Out of context? Well, here’s what the scientists themselves wrote in the very first paragraph (the abstract) of their paper: “We generated chimeric recombinant SARS-CoV-2 encoding the S gene of Omicron in the backbone of an ancestral SARS-CoV-2 isolate and compared this virus with the naturally circulating Omicron variant.... In K18-hACE2 mice, while Omicron causes mild, non-fatal infection, the Omicron S-carrying virus inflicts severe disease with a mortality rate of 80%.”
That’s the scientists’ own statement, and it’s not out of context. The authors themselves were emphasizing this dramatic mortality rate.
The experiments also present another problem for BU. Despite being funded by multiple NIH grants, neither the scientists themselves nor Boston University appears to have informed NIH about this work, which is a requirement for gain-of-function research.
BU officials addressed this problem by stating, first, that the NIH funds only supported some of the underlying “tools and platforms,” and that NIH funds did not directly support the research. Really, BU? How stupid do you think we are? Money, as we all know, is fungible.
Second, according to BU, “there was no gain of function with this research. If at any point there was evidence that the research was gaining function, under both NIAID and our own protocols we would immediately stop and report.” (Read the full BU statement here.)

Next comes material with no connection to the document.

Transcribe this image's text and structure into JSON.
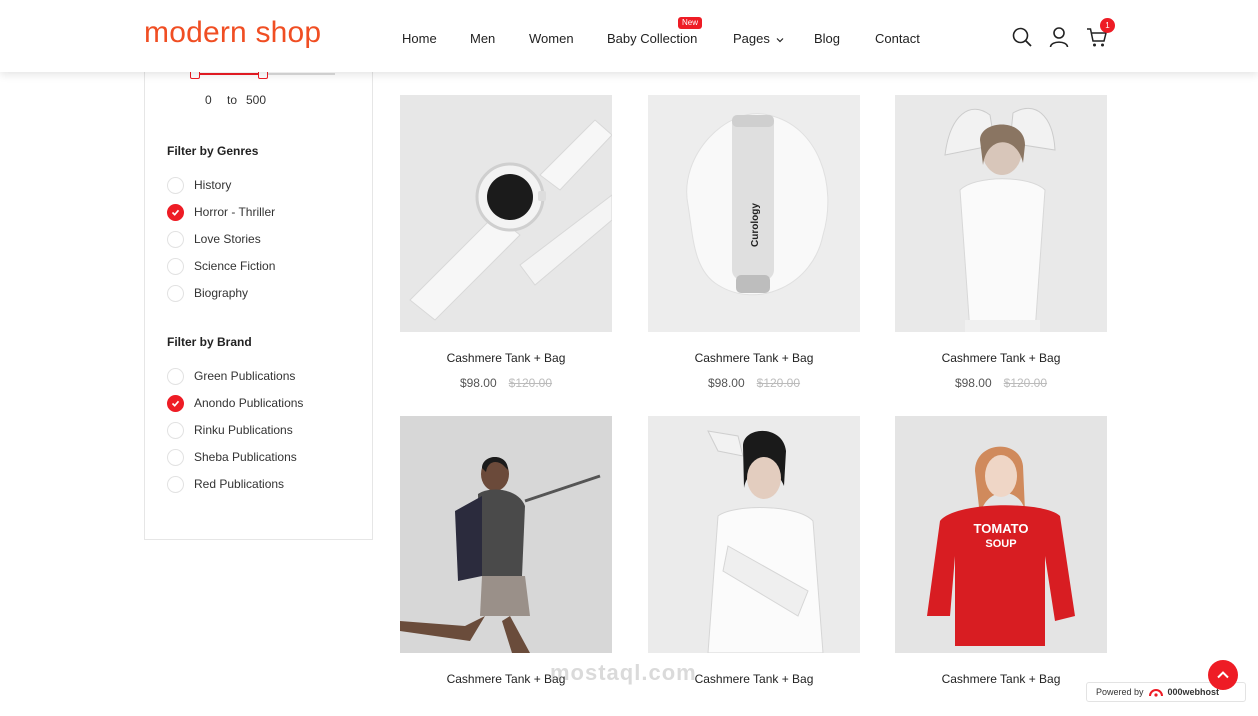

Well, I would say that when those mice started dying, you had some pretty good evidence that “the research was gaining function.”

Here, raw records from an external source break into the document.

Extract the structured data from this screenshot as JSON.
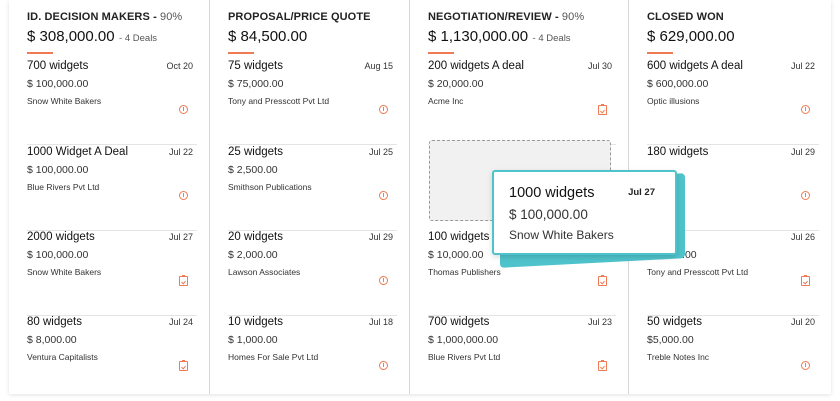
{
  "accent_color": "#ef7a54",
  "drag_color": "#4fc3cb",
  "columns": [
    {
      "stage": "ID. DECISION MAKERS -",
      "percent": "90%",
      "total": "$ 308,000.00",
      "deals": "- 4 Deals",
      "cards": [
        {
          "title": "700 widgets",
          "date": "Oct 20",
          "amount": "$ 100,000.00",
          "company": "Snow White Bakers",
          "icon": "clock-icon"
        },
        {
          "title": "1000 Widget A Deal",
          "date": "Jul 22",
          "amount": "$ 100,000.00",
          "company": "Blue Rivers Pvt Ltd",
          "icon": "clock-icon"
        },
        {
          "title": "2000 widgets",
          "date": "Jul 27",
          "amount": "$ 100,000.00",
          "company": "Snow White Bakers",
          "icon": "task-icon"
        },
        {
          "title": "80 widgets",
          "date": "Jul 24",
          "amount": "$ 8,000.00",
          "company": "Ventura Capitalists",
          "icon": "task-icon"
        }
      ]
    },
    {
      "stage": "PROPOSAL/PRICE QUOTE",
      "percent": "",
      "total": "$ 84,500.00",
      "deals": "",
      "cards": [
        {
          "title": "75 widgets",
          "date": "Aug 15",
          "amount": "$ 75,000.00",
          "company": "Tony and Presscott Pvt Ltd",
          "icon": "clock-icon"
        },
        {
          "title": "25 widgets",
          "date": "Jul 25",
          "amount": "$ 2,500.00",
          "company": "Smithson Publications",
          "icon": "clock-icon"
        },
        {
          "title": "20 widgets",
          "date": "Jul 29",
          "amount": "$ 2,000.00",
          "company": "Lawson Associates",
          "icon": "clock-icon"
        },
        {
          "title": "10 widgets",
          "date": "Jul 18",
          "amount": "$ 1,000.00",
          "company": "Homes For Sale Pvt Ltd",
          "icon": "clock-icon"
        }
      ]
    },
    {
      "stage": "NEGOTIATION/REVIEW -",
      "percent": "90%",
      "total": "$ 1,130,000.00",
      "deals": "- 4 Deals",
      "cards": [
        {
          "title": "200 widgets A deal",
          "date": "Jul 30",
          "amount": "$ 20,000.00",
          "company": "Acme Inc",
          "icon": "task-icon"
        },
        null,
        {
          "title": "100 widgets",
          "date": "",
          "amount": "$ 10,000.00",
          "company": "Thomas Publishers",
          "icon": "task-icon"
        },
        {
          "title": "700 widgets",
          "date": "Jul 23",
          "amount": "$ 1,000,000.00",
          "company": "Blue Rivers Pvt Ltd",
          "icon": "task-icon"
        }
      ]
    },
    {
      "stage": "CLOSED WON",
      "percent": "",
      "total": "$ 629,000.00",
      "deals": "",
      "cards": [
        {
          "title": "600 widgets A deal",
          "date": "Jul 22",
          "amount": "$ 600,000.00",
          "company": "Optic illusions",
          "icon": "clock-icon"
        },
        {
          "title": "180 widgets",
          "date": "Jul 29",
          "amount": "",
          "company": "",
          "icon": "clock-icon"
        },
        {
          "title": "",
          "date": "Jul 26",
          "amount": "$ 6,000.00",
          "company": "Tony and Presscott Pvt Ltd",
          "icon": "task-icon"
        },
        {
          "title": "50 widgets",
          "date": "Jul 20",
          "amount": "$5,000.00",
          "company": "Treble Notes Inc",
          "icon": "clock-icon"
        }
      ]
    }
  ],
  "dragged_card": {
    "title": "1000 widgets",
    "date": "Jul 27",
    "amount": "$ 100,000.00",
    "company": "Snow White Bakers"
  }
}
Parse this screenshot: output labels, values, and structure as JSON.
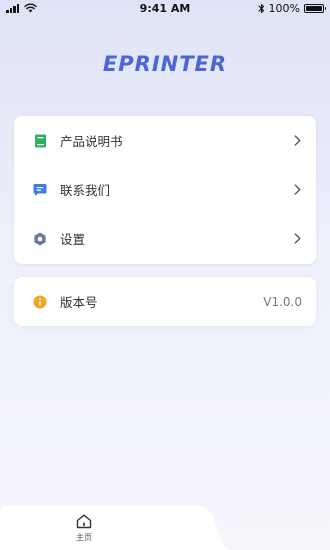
{
  "status_bar": {
    "time": "9:41 AM",
    "battery_text": "100%",
    "battery_level": 1.0
  },
  "app": {
    "logo_text": "EPRINTER"
  },
  "menu": {
    "items": [
      {
        "label": "产品说明书",
        "icon": "book-icon",
        "icon_color": "#2fb05c"
      },
      {
        "label": "联系我们",
        "icon": "chat-icon",
        "icon_color": "#3c7ee8"
      },
      {
        "label": "设置",
        "icon": "gear-icon",
        "icon_color": "#6b7a99"
      }
    ]
  },
  "version": {
    "label": "版本号",
    "value": "V1.0.0",
    "icon": "info-icon",
    "icon_color": "#f5a623"
  },
  "tab_bar": {
    "home_label": "主页"
  },
  "colors": {
    "accent": "#4a66d8",
    "background_top": "#dfe3f7",
    "card": "#ffffff"
  }
}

I’ve been in touch with multiple virologists who take a similar view. Simon Wain-Hobson, an Emeritus Professor at the Pasteur Institute, wrote to tell me that the BU research “is a GOF outcome in that the recovered virus is more pathogenic than the parental (backbone) virus, albeit in a transgenic mouse setting.” Prof. Wain-Hobson also pointed out that this work “provides a road map to [creating] a virus that might be dangerous to man. By posting this, these authors are making life easier for the next person or copycat.”
Another virologist, Dr. Valentin Bruttel of the University of Würzburg, pointed out the same problems and more, writing that:
• [the experiments] could have produced a virus that is “way more lethal” than the original SARS-CoV-2 strain
• “the study is useless for the general population, because the chance that exactly this Omi-Spike [would] recombine with an extinct variant [the Washington state strain] are zero,”

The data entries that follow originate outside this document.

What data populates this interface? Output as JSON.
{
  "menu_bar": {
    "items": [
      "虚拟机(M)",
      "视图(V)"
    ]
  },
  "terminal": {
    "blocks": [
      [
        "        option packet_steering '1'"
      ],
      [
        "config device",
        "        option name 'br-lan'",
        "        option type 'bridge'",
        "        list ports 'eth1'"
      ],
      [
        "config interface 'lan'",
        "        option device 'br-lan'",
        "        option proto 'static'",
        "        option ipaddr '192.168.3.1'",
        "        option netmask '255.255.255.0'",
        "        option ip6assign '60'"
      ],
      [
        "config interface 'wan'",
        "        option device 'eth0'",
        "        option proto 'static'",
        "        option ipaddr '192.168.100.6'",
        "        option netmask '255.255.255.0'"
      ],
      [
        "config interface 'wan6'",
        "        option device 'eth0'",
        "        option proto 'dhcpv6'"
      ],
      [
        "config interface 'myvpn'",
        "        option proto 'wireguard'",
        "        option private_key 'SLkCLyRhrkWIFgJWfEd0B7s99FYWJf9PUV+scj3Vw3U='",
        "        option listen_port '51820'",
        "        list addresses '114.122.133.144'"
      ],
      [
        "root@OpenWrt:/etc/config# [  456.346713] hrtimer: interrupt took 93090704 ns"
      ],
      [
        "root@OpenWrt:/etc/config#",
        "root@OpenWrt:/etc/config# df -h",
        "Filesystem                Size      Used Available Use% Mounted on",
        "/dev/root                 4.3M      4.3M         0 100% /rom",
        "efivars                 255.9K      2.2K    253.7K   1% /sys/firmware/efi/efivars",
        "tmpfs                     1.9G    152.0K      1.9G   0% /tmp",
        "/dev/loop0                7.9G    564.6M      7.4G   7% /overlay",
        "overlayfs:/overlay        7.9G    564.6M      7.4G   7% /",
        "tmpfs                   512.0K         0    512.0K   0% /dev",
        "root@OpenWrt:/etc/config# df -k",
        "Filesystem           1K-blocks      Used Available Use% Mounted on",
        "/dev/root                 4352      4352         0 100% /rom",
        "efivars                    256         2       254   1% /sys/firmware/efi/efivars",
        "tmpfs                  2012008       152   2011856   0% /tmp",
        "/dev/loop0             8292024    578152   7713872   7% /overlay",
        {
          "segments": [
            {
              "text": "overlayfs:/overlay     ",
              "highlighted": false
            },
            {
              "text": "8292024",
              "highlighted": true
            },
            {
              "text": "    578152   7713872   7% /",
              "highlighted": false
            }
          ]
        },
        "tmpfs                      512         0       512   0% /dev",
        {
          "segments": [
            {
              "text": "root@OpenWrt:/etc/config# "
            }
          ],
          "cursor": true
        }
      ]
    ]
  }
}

• “the chimeric virus could cause more severe disease in humans than estimated from mouse data.”
Like Prof. Wain-Hobson, Dr. Bruttel also pointed out that “any terrorist group could copy the BU group’s protocols.”
What does NIH think? They don’t appear convinced by the BU denials. According to an article in The Hill, “NIH is examining the matter to determine whether the research” fits the definition of gain-of-function. And as reported by Helen Branswell in Stat last week, an NIAID official said that NIH should have been informed, at a minimum so that they could determine whether or not the research was permitted under NIH’s gain-of-function rules.
I contacted the lead author of the study to get his response, but he did not reply.
The bottom line here is that some virologists (by no means a majority) believe that conducting gain-of-function research on the Covid-19 virus is just fine. Many other scientists disagree, and strongly. Some have pointed out that this work is qualitatively no different from biowarfare research. I’ve been warning about the risks for years, and I’m certainly not the only one.
Merely requiring scientists to inform the government, which is the current NIH policy, is not enough. We need to shut this research down and take a long, hard look at it before any such experiments can go forward again.